18/01/2013, 07:00:12 AM

by Robin Thorpe

In 2007 a UNICEF study ranked children in the UK as having the lowest levels of well-being in the developed world. When compared with 21 other industrialized nations in the OECD the UK ranked bottom on three out of the six dimensions of well-being and bottom overall.

A UNICEF UK report into this published in 2011 found that good relationships with family and friends are key to children’s long-term well-being. The report also found that relative wealth was a factor in a child’s well-being. Children who don’t have enough to fit in with their peers are less happy, as are children in households which have seen their income drop unexpectedly, or are uncertain about their economic future. Inequality is at the core of this issue;

“Where parents are paid at, or close to, the minimum wage, they often must work long hours or take several jobs in order to make ends meet and this can impact on their ability to spend quality time with their children.”
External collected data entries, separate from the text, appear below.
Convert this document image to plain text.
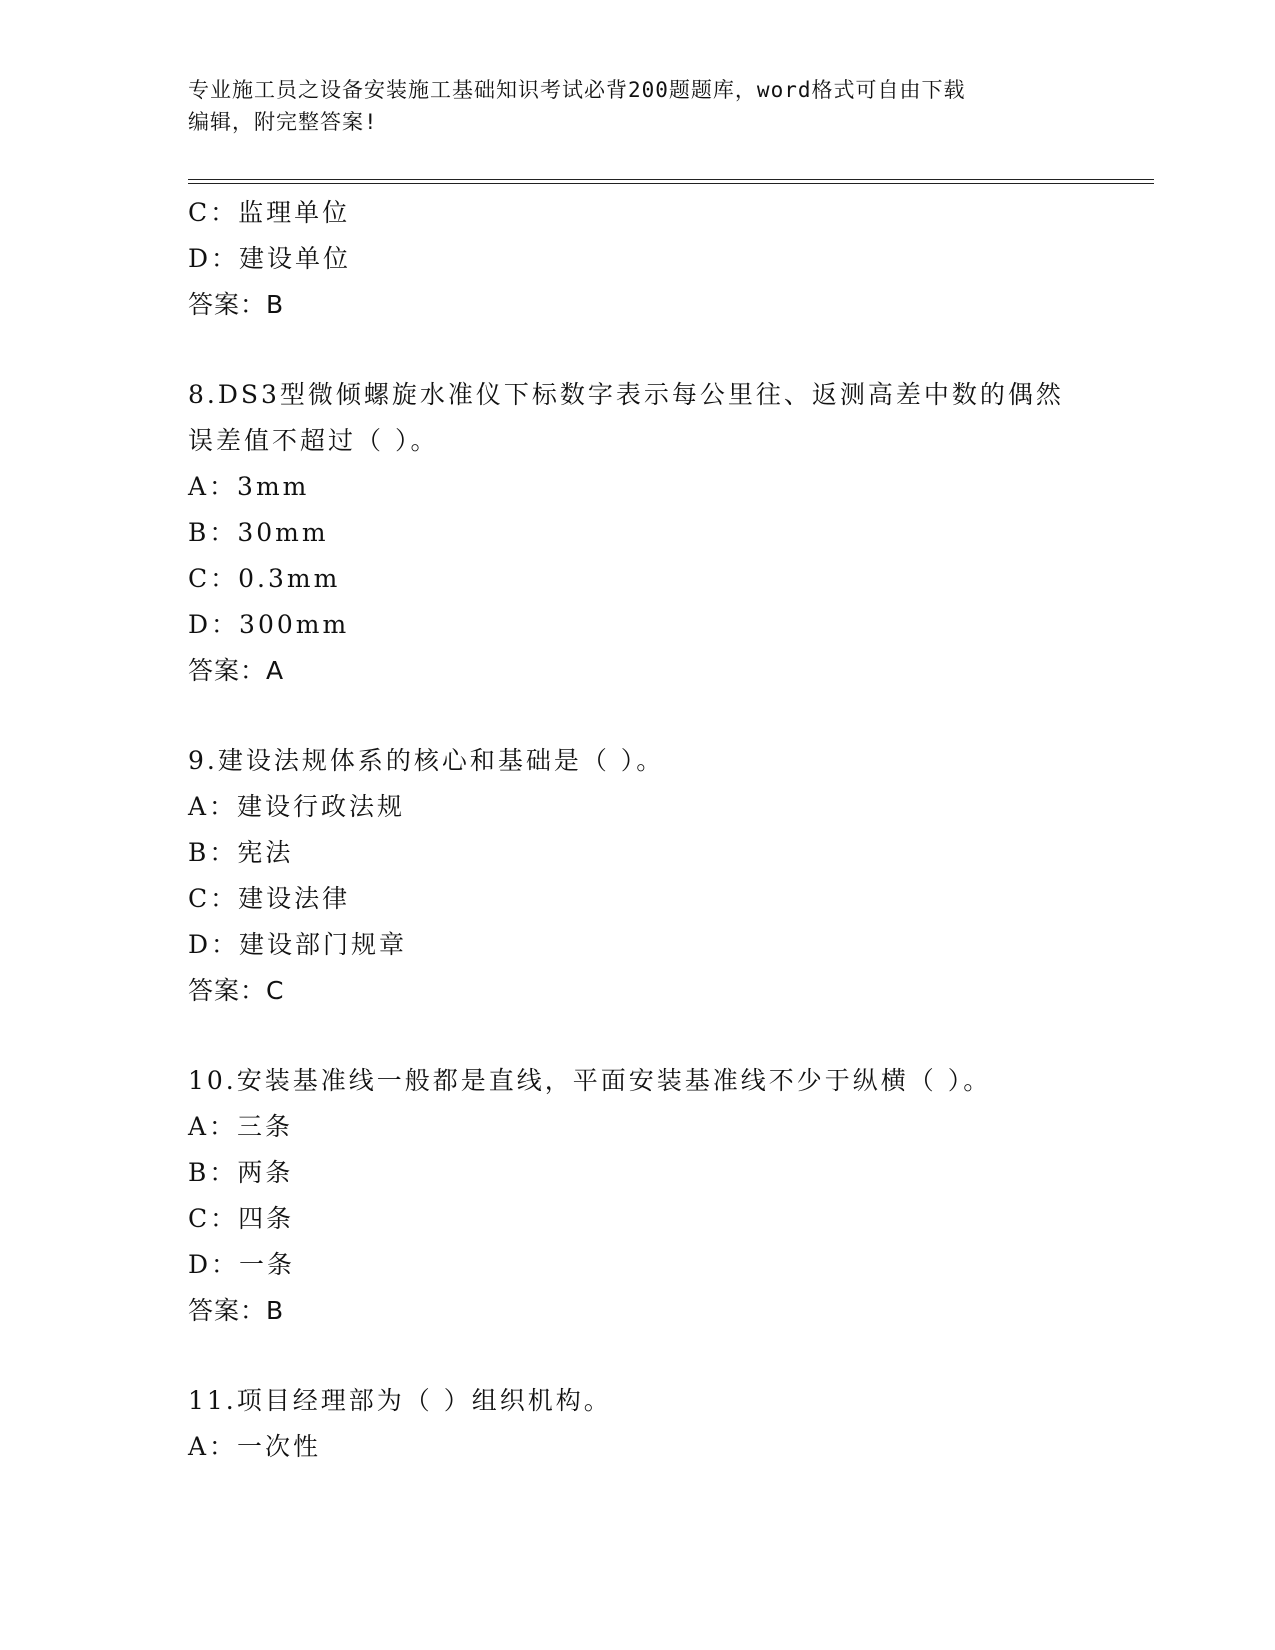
专业施工员之设备安装施工基础知识考试必背200题题库，word格式可自由下载
编辑，附完整答案!
C：监理单位
D：建设单位
答案：B
8.DS3型微倾螺旋水准仪下标数字表示每公里往、返测高差中数的偶然
误差值不超过（ ）。
A：3mm
B：30mm
C：0.3mm
D：300mm
答案：A
9.建设法规体系的核心和基础是（ ）。
A：建设行政法规
B：宪法
C：建设法律
D：建设部门规章
答案：C
10.安装基准线一般都是直线，平面安装基准线不少于纵横（ ）。
A：三条
B：两条
C：四条
D：一条
答案：B
11.项目经理部为（ ）组织机构。
A：一次性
Paying for childcare is a significant factor in determining the working life of many parents in the UK. Some people are unable to work because they can’t afford child-care, many more choose to work fewer hours to minimize the cost of their childcare and some can’t find work that fits around the available child-care options and therefore don’t work.

Others work extra hours to pay for their child-care and therefore spend less time with their children then they would like. By comparison many French mothers return to work part-time within 3-6 months of giving birth; they can do this because the French municipal authorities provide subsidized crèches for infants from 2 ½ months old. For parents on low-incomes crèche is entirely free. In addition French municipal authorities provide free nursery provision for all children between the ages of 2 to 6. Most children do not attend full-time at 2; however by 3 most children attend at least 4-days a week.